The FTC lost a recent enforcement action because it had not proven that the defendant’s actions had caused or were likely to cause substantial injury to consumers. Without this proof of injury, there was no unfair act or practice.
The FTC had charged a medical lab (LabMD) with engaging in unfair practices by having inadequate cybersecurity.
The case began when a security company reported to LabMD that its file with patient information had been disclosed on a peer-to-peer file-sharing network. A disgruntled former employee of the security company testified that there was no evidence that anyone else had downloaded the file from the file-sharing network and the Administrative Law Judge (ALJ) found this employee more credible than the security company president who was trying to sell monitoring services to LabMD.
There was no proof of anyone using the consumer information from the file in question. This is critical, because this is the basis for the dismissal of the FTC’s case. Without proof of substantial injury, the ALJ would not find that the lab had engaged in an unfair act or practice.
Section 5 of the FTC Act authorizes the FTC to determine that an act or practice is “unfair” if that act or practice “ causes or is likely to cause substantial injury to consumers which is  not reasonably avoidable by consumers themselves and  not outweighed by countervailing benefits to consumers or competition.” 15 U.S.C. 45(n). This is almost word for word the language used in the Dodd Frank Act to describe the limit on the CFPB’s authority to declare an act or practice to be unfair. 12 USCS § 5531
The FTC argued that it did not need to show that any individual had been harmed. It argued that its expert witness evidence had shown that this type of breach was likely to cause substantial injury to consumers and put them at significant risk of identity crimes.

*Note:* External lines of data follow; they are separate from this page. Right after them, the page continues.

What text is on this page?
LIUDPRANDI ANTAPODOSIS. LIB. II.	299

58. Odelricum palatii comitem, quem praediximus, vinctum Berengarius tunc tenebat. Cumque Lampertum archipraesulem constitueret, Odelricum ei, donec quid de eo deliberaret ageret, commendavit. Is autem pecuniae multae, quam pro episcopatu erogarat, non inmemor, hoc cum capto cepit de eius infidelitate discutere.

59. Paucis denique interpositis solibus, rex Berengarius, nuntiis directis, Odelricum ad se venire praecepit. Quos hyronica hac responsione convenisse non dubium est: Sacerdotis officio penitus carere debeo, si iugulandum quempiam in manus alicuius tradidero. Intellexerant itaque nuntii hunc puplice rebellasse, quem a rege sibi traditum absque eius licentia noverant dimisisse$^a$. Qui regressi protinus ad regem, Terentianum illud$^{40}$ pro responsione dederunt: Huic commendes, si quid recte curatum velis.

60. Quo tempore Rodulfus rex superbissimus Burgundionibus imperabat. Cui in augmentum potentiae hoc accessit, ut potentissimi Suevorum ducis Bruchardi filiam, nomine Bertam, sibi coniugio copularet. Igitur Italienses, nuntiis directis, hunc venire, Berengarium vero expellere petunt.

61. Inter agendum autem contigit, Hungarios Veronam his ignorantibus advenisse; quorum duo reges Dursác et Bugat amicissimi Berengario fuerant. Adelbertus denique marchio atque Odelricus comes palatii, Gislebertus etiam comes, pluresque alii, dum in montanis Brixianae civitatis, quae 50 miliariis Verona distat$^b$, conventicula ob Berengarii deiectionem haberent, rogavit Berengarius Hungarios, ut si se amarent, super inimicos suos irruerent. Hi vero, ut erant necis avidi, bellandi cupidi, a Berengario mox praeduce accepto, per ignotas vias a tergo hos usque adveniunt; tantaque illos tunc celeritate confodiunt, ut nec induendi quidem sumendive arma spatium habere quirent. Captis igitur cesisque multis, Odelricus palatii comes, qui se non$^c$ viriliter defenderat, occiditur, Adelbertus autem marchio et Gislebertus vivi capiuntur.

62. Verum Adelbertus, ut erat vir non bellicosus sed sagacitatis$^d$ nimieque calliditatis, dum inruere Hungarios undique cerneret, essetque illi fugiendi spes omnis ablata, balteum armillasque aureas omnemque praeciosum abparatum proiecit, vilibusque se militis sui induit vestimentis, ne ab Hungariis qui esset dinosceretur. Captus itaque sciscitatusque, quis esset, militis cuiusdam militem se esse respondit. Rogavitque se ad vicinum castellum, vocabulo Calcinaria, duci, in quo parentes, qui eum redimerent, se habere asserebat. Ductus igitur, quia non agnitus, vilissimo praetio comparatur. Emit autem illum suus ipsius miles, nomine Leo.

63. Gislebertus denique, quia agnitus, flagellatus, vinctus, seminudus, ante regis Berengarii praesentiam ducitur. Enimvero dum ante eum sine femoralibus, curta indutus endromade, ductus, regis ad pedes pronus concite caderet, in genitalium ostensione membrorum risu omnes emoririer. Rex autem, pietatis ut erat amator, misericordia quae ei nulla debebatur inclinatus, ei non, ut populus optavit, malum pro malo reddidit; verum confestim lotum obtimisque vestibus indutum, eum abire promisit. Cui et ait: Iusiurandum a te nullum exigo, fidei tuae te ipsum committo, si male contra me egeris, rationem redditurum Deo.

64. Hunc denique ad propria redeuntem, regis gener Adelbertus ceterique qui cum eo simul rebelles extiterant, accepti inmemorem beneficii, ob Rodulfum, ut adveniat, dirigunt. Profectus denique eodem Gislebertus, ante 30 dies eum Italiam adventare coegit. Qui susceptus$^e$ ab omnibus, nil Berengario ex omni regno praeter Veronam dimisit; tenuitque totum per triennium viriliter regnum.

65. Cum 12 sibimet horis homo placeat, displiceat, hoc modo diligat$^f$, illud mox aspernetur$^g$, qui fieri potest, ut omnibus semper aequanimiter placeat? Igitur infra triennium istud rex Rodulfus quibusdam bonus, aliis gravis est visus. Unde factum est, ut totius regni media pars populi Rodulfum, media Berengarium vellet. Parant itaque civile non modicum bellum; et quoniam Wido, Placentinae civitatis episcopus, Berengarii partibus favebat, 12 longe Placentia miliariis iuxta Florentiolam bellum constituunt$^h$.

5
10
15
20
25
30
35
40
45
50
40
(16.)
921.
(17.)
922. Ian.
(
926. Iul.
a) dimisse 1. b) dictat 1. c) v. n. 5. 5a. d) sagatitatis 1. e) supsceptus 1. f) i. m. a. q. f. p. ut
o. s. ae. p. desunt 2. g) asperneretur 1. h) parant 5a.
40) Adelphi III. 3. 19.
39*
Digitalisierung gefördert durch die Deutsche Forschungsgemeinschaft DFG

The ALJ found the evidence too speculative and noted that there have been no court decisions where unfair acts or practices were found without a showing of actual consumer harm.
In this case, the ALJ found that it was just as likely that consumers would suffer no harm since there was no credible evidence that the data had been downloaded by anyone other than identified parties who would not use the information nefariously. The ALJ also discounted the likelihood of harm, given that there was not one individual whose information had been used improperly in the seven years following the incident.
So often, we see FDCPA cases where judges decide the impact of an act or practice on a theoretical unsophisticated consumer, or decide what third parties think when they see a string of numbers showing through a window envelope. This is just one decision, but it is an encouraging limit on how far the FTC or CFPB can go in declaring acts or practices to be unfair.